In this case, the Jackson Pro Series Soloist SL3R has a Locking nut. Instead of the typical nut, this nut locks the strings in place and will make them stay in tune even after heavy tremolo use. This type of nut provides the best tune stability, but they also make the guitar more expensive.
Unfortunately, it doesn't come with a retainer bar for the nut, which would be a helpful addition. Without it, the strings will change pitch once you lock down the nut, so you'll have to make more micro-adjustments at the bridge to tune it correctly.
The neck joint is the part where the neck of the guitar meets the body. There are three main techniques to attach both parts together: Set-In, Bolt-On and Neck-Through. The latter two provide different advantages, although neck-throughs are the most expensive.

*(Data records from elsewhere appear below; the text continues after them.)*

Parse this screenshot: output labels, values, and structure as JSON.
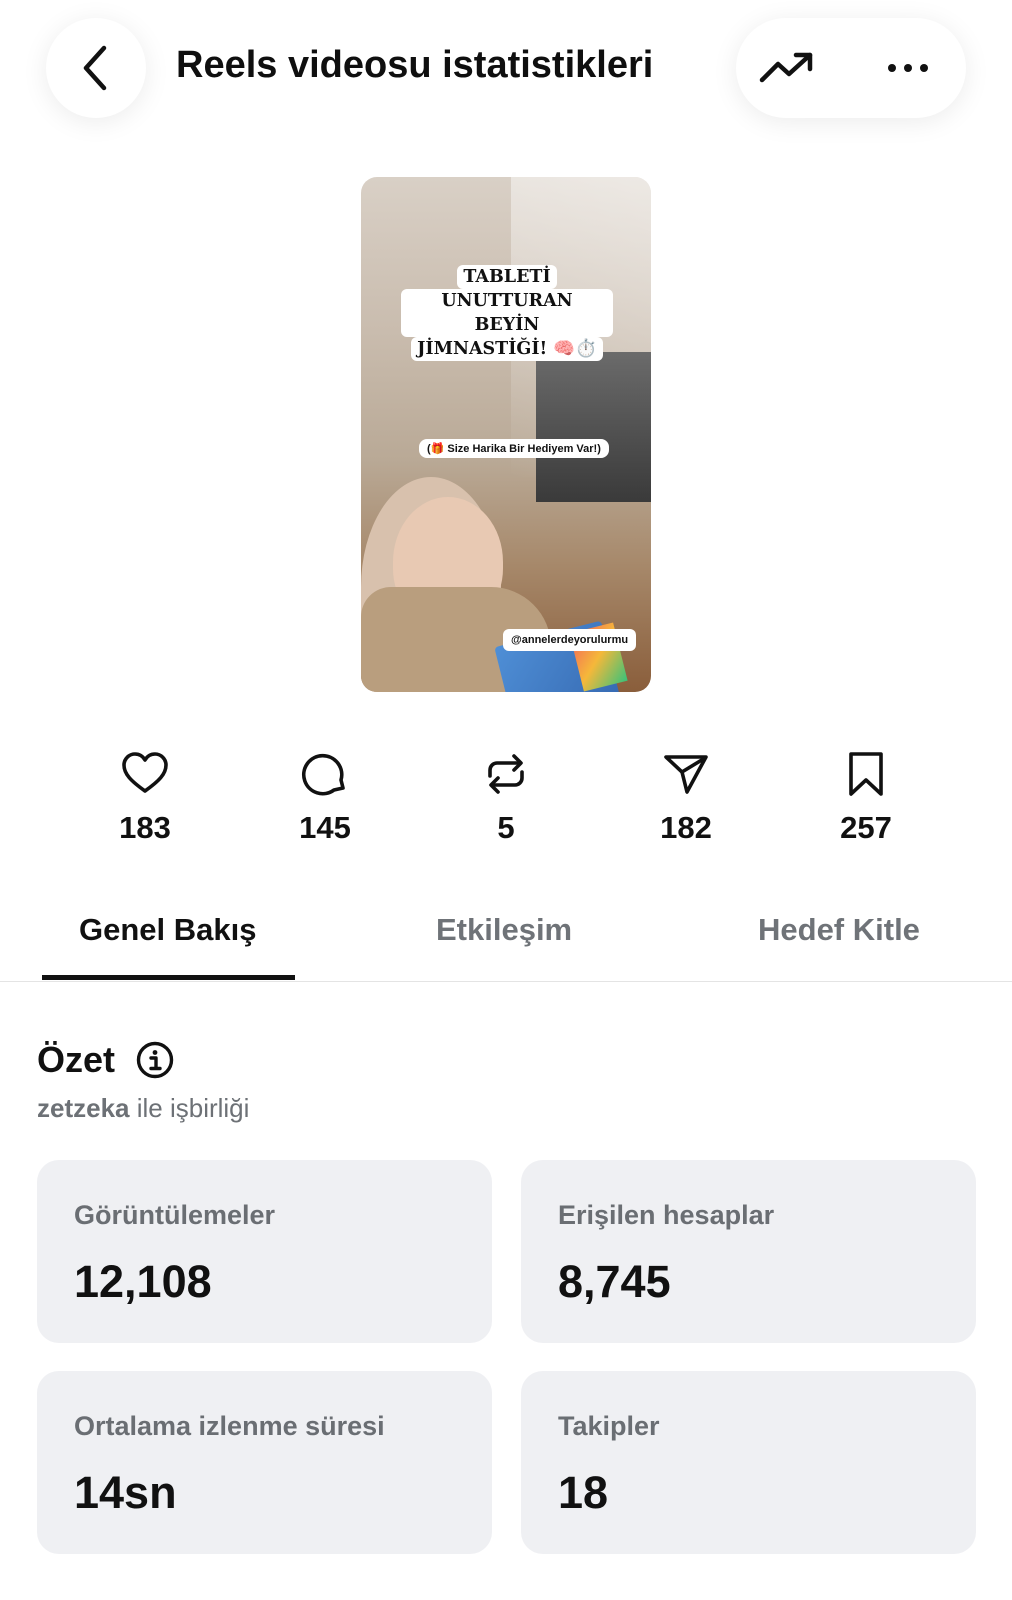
{
  "header": {
    "title": "Reels videosu istatistikleri"
  },
  "icons": {
    "back": "chevron-left-icon",
    "trend": "trending-up-icon",
    "more": "more-horizontal-icon",
    "like": "heart-icon",
    "comment": "comment-icon",
    "repost": "repost-icon",
    "share": "send-icon",
    "save": "bookmark-icon",
    "info": "info-icon"
  },
  "thumbnail": {
    "caption_lines": [
      "TABLETİ",
      "UNUTTURAN BEYİN",
      "JİMNASTİĞİ! 🧠⏱️"
    ],
    "sticker": "(🎁 Size Harika Bir Hediyem Var!)",
    "handle": "@annelerdeyorulurmu"
  },
  "metrics": [
    {
      "name": "likes",
      "count": "183"
    },
    {
      "name": "comments",
      "count": "145"
    },
    {
      "name": "reposts",
      "count": "5"
    },
    {
      "name": "shares",
      "count": "182"
    },
    {
      "name": "saves",
      "count": "257"
    }
  ],
  "tabs": [
    {
      "label": "Genel Bakış",
      "active": true
    },
    {
      "label": "Etkileşim",
      "active": false
    },
    {
      "label": "Hedef Kitle",
      "active": false
    }
  ],
  "summary": {
    "title": "Özet",
    "collab_user": "zetzeka",
    "collab_suffix": " ile işbirliği",
    "cards": [
      {
        "label": "Görüntülemeler",
        "value": "12,108"
      },
      {
        "label": "Erişilen hesaplar",
        "value": "8,745"
      },
      {
        "label": "Ortalama izlenme süresi",
        "value": "14sn"
      },
      {
        "label": "Takipler",
        "value": "18"
      }
    ]
  },
  "colors": {
    "card_bg": "#eff0f3",
    "muted_text": "#6f7378",
    "primary_text": "#111111"
  }
}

This guitar has a Neck-Through neck joint. Many people believe a neck-through build delivers the best sustain because some of the vibrations from the neck aren't lost like with other neck joints. However, no one has been able to prove this. What we know is that a neck-through build is usually the most comfortable when playing the upper frets because there's nothing on your way at the neck-body joint.
Build Quality Score
All SpecsJackson Pro Series Soloist SL3R
Help others by sharing your opinion about this guitar. Note: to avoid spam, your review will be submitted for approval before appearing here.